Housekeeper Naila Smajic’s Unique Approach to Recycling Education

Have you ever seen a contaminated recycling bin and felt a twinge in your heart? Perhaps given it a sad look, sighed, and moved on?

It is a common reaction, but one that Naila Smajic transcended. A staff member on the Housekeeping team on the South 40, Smajic encounters a lot of misrouted waste, yet her commitment to recycling and sustainability is especially visible– but not in the way you might think.

Rather than sending an angry email or turning a blind eye to the contamination, she found a more effective, and potentially more frightening, way to educate her peers. Smajic has gained notoriety in her division for pinning up mis-sorted waste around the workplace with a note explaining why they made it to the wall. The display serves as a kind warning to co-workers to be mindful of where they put their trash, lest their mistake is picked as an example for the rest of the staff.

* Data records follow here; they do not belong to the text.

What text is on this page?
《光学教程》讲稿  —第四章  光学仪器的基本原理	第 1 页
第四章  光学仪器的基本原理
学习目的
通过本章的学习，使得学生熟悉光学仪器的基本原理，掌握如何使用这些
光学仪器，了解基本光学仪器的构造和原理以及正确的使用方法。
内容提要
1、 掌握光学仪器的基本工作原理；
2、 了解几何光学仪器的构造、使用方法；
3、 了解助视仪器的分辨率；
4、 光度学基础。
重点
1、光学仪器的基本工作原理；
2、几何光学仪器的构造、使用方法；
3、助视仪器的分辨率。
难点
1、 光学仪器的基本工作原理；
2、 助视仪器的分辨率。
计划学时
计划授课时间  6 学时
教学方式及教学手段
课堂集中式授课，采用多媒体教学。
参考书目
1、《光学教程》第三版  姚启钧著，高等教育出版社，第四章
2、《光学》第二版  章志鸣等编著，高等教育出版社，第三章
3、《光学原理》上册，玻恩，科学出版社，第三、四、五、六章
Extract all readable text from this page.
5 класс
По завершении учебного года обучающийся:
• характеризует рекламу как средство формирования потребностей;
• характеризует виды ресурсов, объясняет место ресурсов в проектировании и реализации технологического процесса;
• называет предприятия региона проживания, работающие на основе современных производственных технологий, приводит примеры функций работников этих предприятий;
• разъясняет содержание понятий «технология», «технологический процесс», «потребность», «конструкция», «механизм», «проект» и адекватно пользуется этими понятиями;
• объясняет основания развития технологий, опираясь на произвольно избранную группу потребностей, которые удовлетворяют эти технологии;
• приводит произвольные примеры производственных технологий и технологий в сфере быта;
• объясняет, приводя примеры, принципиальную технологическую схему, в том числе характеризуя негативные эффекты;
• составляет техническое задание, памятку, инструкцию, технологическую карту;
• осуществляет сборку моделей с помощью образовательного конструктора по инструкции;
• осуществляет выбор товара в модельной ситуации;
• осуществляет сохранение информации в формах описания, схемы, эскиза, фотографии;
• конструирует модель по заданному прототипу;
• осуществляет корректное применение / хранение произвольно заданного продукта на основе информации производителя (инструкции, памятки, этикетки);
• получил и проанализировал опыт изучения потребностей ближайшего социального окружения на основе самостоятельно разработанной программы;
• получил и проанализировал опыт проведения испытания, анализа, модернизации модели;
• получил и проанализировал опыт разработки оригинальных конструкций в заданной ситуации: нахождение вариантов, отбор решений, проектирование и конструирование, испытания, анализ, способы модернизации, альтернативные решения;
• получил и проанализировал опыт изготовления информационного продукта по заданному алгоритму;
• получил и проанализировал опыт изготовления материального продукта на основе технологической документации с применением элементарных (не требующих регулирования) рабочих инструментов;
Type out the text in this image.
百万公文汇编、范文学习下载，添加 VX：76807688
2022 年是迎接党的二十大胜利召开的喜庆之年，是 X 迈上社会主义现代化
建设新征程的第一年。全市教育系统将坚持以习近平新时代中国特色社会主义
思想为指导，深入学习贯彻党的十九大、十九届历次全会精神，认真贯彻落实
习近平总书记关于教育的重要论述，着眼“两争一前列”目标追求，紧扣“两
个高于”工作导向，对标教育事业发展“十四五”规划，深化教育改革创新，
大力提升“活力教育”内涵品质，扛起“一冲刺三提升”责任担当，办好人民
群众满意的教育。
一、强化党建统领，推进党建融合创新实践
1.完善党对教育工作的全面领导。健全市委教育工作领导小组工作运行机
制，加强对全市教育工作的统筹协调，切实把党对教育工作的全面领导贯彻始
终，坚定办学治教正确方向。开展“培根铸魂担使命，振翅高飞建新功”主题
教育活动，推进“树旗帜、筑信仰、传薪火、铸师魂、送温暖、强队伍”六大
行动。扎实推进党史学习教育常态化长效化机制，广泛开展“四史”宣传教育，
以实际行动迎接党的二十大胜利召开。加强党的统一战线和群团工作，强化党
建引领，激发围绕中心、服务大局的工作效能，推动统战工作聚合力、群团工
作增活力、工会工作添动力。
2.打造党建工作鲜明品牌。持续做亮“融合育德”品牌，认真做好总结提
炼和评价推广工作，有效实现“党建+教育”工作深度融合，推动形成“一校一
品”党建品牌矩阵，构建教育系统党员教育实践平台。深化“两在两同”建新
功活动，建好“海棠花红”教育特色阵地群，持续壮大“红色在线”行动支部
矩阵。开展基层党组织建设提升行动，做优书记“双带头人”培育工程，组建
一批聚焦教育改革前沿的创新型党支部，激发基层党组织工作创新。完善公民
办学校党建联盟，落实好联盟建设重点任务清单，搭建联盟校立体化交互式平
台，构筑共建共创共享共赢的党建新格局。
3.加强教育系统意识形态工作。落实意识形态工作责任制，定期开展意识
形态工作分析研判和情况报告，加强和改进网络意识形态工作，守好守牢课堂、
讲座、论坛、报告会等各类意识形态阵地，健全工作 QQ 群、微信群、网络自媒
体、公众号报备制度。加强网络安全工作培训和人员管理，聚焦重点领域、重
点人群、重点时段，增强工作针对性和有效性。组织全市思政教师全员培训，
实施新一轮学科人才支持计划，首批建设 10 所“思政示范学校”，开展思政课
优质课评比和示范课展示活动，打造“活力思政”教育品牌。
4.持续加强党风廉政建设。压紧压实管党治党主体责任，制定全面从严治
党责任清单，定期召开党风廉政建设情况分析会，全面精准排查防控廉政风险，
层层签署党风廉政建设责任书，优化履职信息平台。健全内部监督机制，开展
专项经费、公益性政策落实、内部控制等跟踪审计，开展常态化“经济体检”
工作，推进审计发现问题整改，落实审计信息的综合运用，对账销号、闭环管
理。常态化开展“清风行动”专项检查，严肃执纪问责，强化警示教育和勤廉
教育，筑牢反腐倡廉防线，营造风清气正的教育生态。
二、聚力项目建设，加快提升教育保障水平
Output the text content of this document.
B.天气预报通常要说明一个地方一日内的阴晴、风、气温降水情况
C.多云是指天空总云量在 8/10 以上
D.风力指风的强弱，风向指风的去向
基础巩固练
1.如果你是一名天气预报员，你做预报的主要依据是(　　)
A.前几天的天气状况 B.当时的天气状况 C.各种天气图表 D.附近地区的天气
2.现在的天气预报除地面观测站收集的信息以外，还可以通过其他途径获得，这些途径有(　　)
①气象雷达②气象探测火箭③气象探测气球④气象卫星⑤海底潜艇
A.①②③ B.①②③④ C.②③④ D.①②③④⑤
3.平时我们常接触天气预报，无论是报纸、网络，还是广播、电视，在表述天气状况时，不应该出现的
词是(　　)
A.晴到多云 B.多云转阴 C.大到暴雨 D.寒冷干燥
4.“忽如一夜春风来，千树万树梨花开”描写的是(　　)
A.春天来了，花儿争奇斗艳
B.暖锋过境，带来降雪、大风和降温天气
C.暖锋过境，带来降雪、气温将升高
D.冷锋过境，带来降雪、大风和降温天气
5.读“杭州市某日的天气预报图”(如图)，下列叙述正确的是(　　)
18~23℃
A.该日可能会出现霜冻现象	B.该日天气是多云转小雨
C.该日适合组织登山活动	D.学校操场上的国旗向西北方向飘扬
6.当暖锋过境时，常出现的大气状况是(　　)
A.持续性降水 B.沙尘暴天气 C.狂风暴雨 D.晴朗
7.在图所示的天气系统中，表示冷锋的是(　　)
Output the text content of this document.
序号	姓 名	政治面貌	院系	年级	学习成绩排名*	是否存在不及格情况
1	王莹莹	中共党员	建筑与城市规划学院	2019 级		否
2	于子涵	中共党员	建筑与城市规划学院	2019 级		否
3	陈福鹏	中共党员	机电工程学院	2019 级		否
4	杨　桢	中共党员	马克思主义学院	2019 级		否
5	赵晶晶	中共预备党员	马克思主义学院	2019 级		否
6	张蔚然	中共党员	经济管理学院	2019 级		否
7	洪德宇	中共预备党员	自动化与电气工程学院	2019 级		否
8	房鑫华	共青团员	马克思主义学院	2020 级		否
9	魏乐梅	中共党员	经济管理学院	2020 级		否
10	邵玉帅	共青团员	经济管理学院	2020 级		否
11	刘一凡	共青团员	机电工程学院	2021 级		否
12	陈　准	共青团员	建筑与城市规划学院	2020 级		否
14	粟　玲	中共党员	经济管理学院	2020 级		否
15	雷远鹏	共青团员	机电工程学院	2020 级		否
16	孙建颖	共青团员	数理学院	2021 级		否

Justin Linsenmeyer, Assistant Housekeeping Manager for Residential Life, feels grateful to have Naila on the team. “Naila leads by example and tremendously impacted the recycling initiative in our department. Her inventive way of visually educating our staff by posting items directly from our landfill can onto the wall offers a lighthearted approach to education which has carried over into Residential Colleges.”

In addition, Smajic helped to establish the Zero Waste Employee Events program– an effort to eliminate disposable products at all departmental events. She lobbied for a dishwasher to be installed in her department’s common space, allowing them to reduce waste even more by cutting out disposable and single-use dishware and replacing it with reusable, washable utensils. Linsenmeyer emphasizes that “she’s a leader that walks the walk and talks the talk and has helped champion our pledge to remain at Platinum Green Office status. Everyone benefits from Naila’s hard work and dedication and we’re very fortunate to have her on our team!”

In addition to reducing waste within her own department, Smajic also works to cut down on student waste. Ever notice the piles of utensils, furniture, clothes, and other household objects piled outside during move-out week? Well, she is a member on a team that works to find a home for these goods.

“At move-out I saw a lot of books, paper, household items, and many other things that could be recycled being thrown into landfill containers. That really upset me. I want to help divert as much landfill as I can because we have to lookout for our children and think about what type of world we’re leaving them.” 

The housekeeping division continues to work on sustainability efforts through promoting and increasing composting on the South 40, recruiting new Bearly Drivers members within the department and with campus partners, and continuing to increase staff participation in their office bike-sharing program.

Nalia was also featured in a Student Life article back in 2012 about the history of refugees finding jobs at WashU.